The drummer had played on the Derek and the Dominos’ album, Layla and Other Assorted Love Songs. He also played on the famed album from the Beach Boys, Pet Sounds.

Gordon, who had been diagnosed with schizophrenia, was serving a sentence in jail for killing his mother, 40 years ago, in 1983. He passed away in a state-run medical facility in Vacaville, California. Though the court at the time recognized he suffered from mental illness, he was not allowed to plead insanity, due to the California laws at the time.

He also suffered from drug addiction during his lifetime. He shot heroin regularly before giving that up and turning to a life of drinking daily. “I guess I was an alcoholic,” he said told Rolling Stone in 1985.

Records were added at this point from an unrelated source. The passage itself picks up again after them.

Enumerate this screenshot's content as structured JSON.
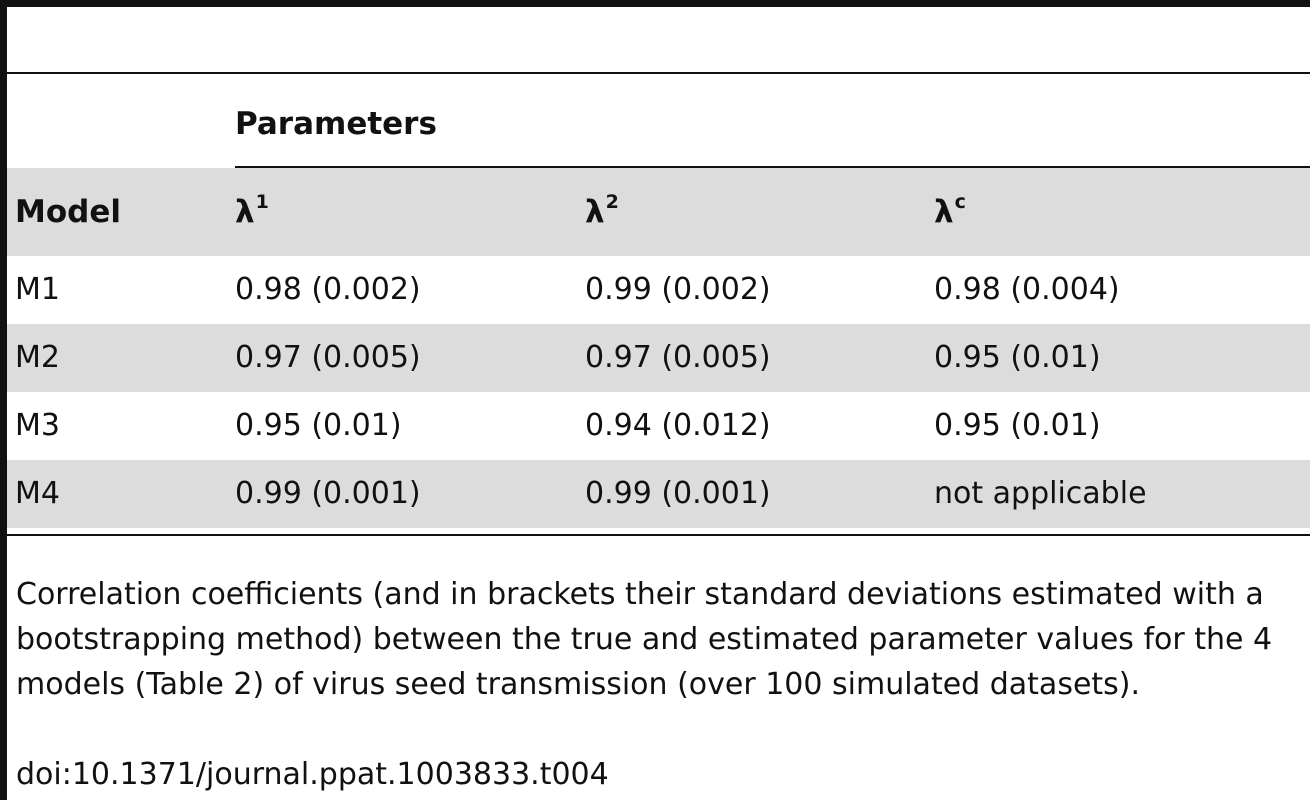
{
  "table": {
    "group_header": "Parameters",
    "columns": [
      {
        "label": "Model",
        "sup": ""
      },
      {
        "label": "λ",
        "sup": "1"
      },
      {
        "label": "λ",
        "sup": "2"
      },
      {
        "label": "λ",
        "sup": "c"
      }
    ],
    "rows": [
      {
        "model": "M1",
        "l1": "0.98 (0.002)",
        "l2": "0.99 (0.002)",
        "lc": "0.98 (0.004)"
      },
      {
        "model": "M2",
        "l1": "0.97 (0.005)",
        "l2": "0.97 (0.005)",
        "lc": "0.95 (0.01)"
      },
      {
        "model": "M3",
        "l1": "0.95 (0.01)",
        "l2": "0.94 (0.012)",
        "lc": "0.95 (0.01)"
      },
      {
        "model": "M4",
        "l1": "0.99 (0.001)",
        "l2": "0.99 (0.001)",
        "lc": "not applicable"
      }
    ]
  },
  "caption": "Correlation coefficients (and in brackets their standard deviations estimated with a bootstrapping method) between the true and estimated parameter values for the 4 models (Table 2) of virus seed transmission (over 100 simulated datasets).",
  "doi": "doi:10.1371/journal.ppat.1003833.t004",
  "colors": {
    "rule": "#111111",
    "shade": "#dcdcdc",
    "background": "#ffffff"
  }
}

Gordon has a songwriting credit on the Eric Clapton hit, “Layla,” for writing the song’s piano ending. Even that includes some controversy. Organ player Bobby Whitlock has said in the past that Gordon stole the part from something the drummer’s former girlfriend, Rita Coolidge, had written. Coolidge also said that Gordon physically abused her.

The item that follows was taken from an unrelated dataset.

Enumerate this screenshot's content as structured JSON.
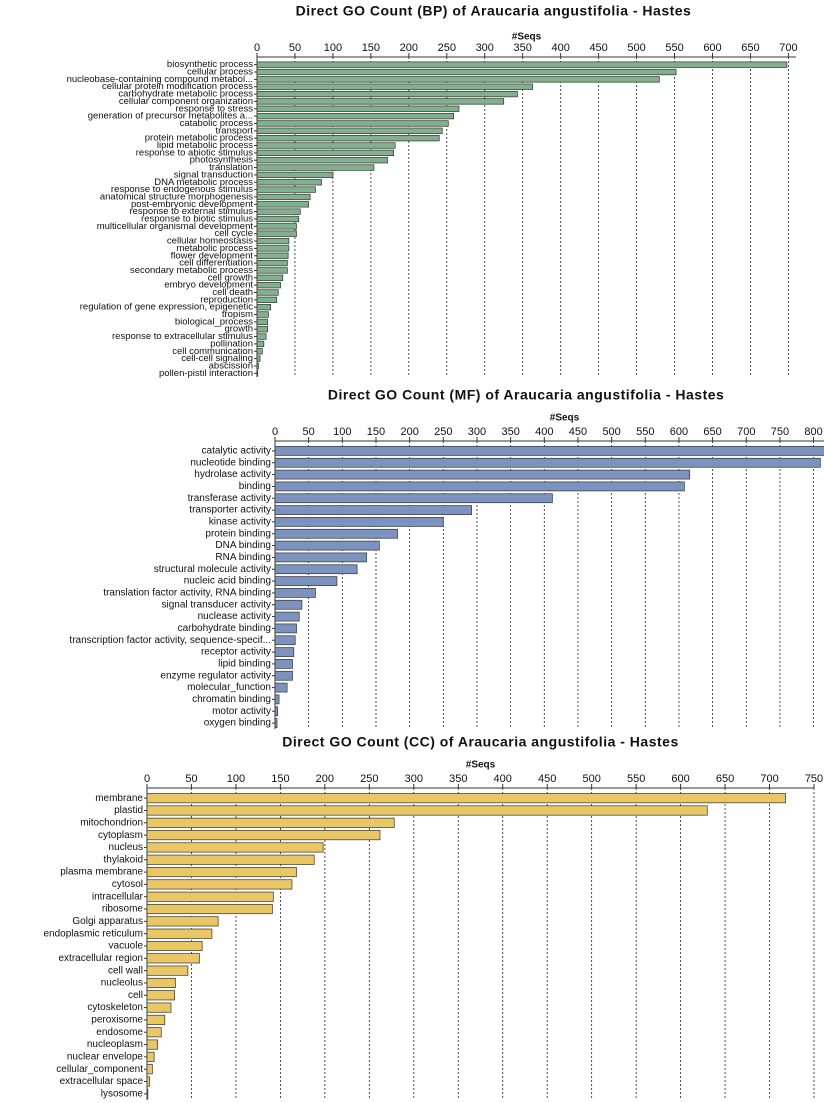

Born on July 14, 1945, Gordon is from Sherman Oaks, California. He began his musical career at 17 years old, passing up a scholarship with UCLA to perform with the Everly Brothers. During his career, he performed in the legendary backing band, the Wrecking Crew. He previously recorded with acts such as Cher, John Lennon, the Byrds, Joan Baez, Alice Cooper, Tom Waits, Yoko Ono, George Harrison, Tom Petty, and Carly Simon, among many others.

By the 1970s, he started to hear voices in his head (including his mother’s). His mother advised him to get help. Sadly, on June 3, 1983, Gordon murdered his own mother, Osa Marie Gordon, with a hammer and knife. He was sentenced to 16 years to life in prison. He told Rolling Stone, “I had no interest in killing [my mother]. I wanted to stay away from her. I had no choice. It was so matter-of-fact like I was being guided like a zombie. She wanted me to kill her, and good riddance to her.”

In 2017, he was rediagnosed with schizophrenia. The following year, he was denied parole for the 10th time.

“I had no idea that he had a psychotic history of visions and hearing voices, from an early age,” Clapton told Rolling Stone of his relationship with Gordon in 1991. “That was never apparent when we were working together. It just seemed like bad vibes, the worst kind of bad vibes. I would have never said that he was going mad. To me, it was just the drugs.”